Tampoco me resultaba fácil olvidar lo que el esposo de esa señora me había dicho, echándome a empellones y entre insultos de su casa, cuando publiqué otra novela, El huracán lleva tu nombre:

-Has dejado a Casandra como una puta.

No era verdad. No había dejado a mi exesposa como una puta. Pero la familia de esa mujer me detestaba.

Entretanto, mi segunda hija fue admitida a otra universidad del estado de Nueva York, todavía más cara que la de mi hija mayor. Ahora las cuentas eran de 100 mil dólares anuales para cada una. Sin contar la suma elevada que tuve que mandarle a mi segunda hija para que se comprase la misma camioneta que manejaba su hermana.

Cuando, hace año y medio, cumplí cincuenta años, hice una austera reunión en mi casa. Vinieron, desde Lima, mi madre y tres de mis hermanos. Mis hijas mayores no quisieron estar en la cena, pero aceptaron mi invitación a Miami, se quedaron en un buen hotel y cenamos juntos un par de veces. Se negaron a visitar mi casa y conocer a mi esposa y mi hija menor. Al menos se había roto el hielo y nos habíamos abrazado después de tres años largos sin vernos.

A finales del año pasado, vinieron nuevamente, se alojaron en el mejor hotel de la isla, y se animaron a venir a la casa y conocer a mi esposa y a mi hija menor. Fue una gran felicidad para mí. Antes de que volvieran a Nueva York, nos hicimos fotos. Les pregunté si podía subir una foto a mi página de Facebook para que mis seguidores supieran que la pelea había terminado, pero mi hija mayor me dijo:

-Por favor no subas ninguna foto. Te pido que respetes mi privacidad.

Me dolió. Ella subía muy a menudo fotos con su madre y la familia de su madre. Pero una foto conmigo le parecía impresentable, deshonrosa, y me prohibía exhibirla. Sentí que mi hija se avergonzaba de mí y prefería ocultarme.

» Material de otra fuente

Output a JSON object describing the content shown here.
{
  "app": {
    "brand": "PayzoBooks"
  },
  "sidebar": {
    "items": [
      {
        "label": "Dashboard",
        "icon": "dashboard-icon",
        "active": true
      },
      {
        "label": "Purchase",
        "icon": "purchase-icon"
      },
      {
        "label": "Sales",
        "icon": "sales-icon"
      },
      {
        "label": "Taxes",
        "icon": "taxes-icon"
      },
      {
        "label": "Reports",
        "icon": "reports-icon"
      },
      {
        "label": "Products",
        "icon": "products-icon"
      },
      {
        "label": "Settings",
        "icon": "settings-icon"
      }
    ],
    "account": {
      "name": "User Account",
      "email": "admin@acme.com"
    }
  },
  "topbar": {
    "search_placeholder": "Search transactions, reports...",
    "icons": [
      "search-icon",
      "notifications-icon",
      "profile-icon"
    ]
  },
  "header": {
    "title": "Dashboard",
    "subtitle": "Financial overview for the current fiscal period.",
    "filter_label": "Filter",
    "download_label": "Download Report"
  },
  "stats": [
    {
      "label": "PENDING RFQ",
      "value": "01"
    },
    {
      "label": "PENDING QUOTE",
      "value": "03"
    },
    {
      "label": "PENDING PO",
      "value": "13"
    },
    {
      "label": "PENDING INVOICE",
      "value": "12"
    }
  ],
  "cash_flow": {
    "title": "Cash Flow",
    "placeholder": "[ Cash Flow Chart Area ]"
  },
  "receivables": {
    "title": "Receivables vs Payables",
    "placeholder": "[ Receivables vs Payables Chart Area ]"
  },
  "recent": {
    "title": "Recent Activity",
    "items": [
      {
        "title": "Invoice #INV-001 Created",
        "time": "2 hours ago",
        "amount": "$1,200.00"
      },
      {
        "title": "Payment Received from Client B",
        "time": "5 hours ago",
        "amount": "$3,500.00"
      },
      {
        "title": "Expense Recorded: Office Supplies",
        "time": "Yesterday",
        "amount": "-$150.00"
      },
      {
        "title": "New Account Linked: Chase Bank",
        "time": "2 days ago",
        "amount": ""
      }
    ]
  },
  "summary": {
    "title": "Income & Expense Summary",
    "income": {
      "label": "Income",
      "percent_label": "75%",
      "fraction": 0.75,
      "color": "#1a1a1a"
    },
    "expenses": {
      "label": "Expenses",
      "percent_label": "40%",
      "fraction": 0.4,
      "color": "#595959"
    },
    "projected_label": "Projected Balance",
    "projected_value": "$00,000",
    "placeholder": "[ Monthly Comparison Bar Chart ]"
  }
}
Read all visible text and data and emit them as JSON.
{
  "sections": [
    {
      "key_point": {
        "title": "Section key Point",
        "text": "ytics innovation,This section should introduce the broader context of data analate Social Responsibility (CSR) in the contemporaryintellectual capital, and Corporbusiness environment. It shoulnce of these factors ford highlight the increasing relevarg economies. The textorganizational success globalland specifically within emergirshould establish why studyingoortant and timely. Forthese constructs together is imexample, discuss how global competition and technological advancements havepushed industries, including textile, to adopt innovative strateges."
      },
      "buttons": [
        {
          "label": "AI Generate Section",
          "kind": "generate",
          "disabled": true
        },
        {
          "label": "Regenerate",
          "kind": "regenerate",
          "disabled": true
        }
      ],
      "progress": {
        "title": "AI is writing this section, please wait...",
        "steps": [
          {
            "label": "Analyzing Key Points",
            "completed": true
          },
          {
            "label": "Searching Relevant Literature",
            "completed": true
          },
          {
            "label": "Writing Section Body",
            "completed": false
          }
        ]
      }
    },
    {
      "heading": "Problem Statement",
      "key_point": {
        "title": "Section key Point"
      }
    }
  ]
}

A principios de mayo, le escribí preguntándole cuándo sería la graduación y qué planes tenía. Yo sabía que no sería bienvenido en la ceremonia, pero me gustaba la idea de viajar a Nueva York y cenar con ella la noche de su graduación, o al día siguiente, para celebrar juntos, a solas ella y yo, el final feliz de su aventura académica. No tuve respuesta.

El sábado de su graduación fue un día particularmente triste para mí. Luego me enteré de que había viajado a Europa a celebrar. Vi las fotos, me alegré, parecía feliz. Semanas después, me llegaron dos fotos enmarcadas: una, de su graduación; y la otra, la misma foto que ella me había regalado y yo llevaba en mi billetera. Le escribí:

-La foto que me has mandado no es de tu graduación, porque la tengo en mi billetera hace dos años.

El mes pasado, a su regreso de Europa, me sugirió que le enviase dinero para sus gastos en Nueva York, ahora que ha conseguido un buen trabajo. No he querido enviárselo. Siento que no se lo ha ganado. Todos los días me pregunto si debería enviarle el dinero.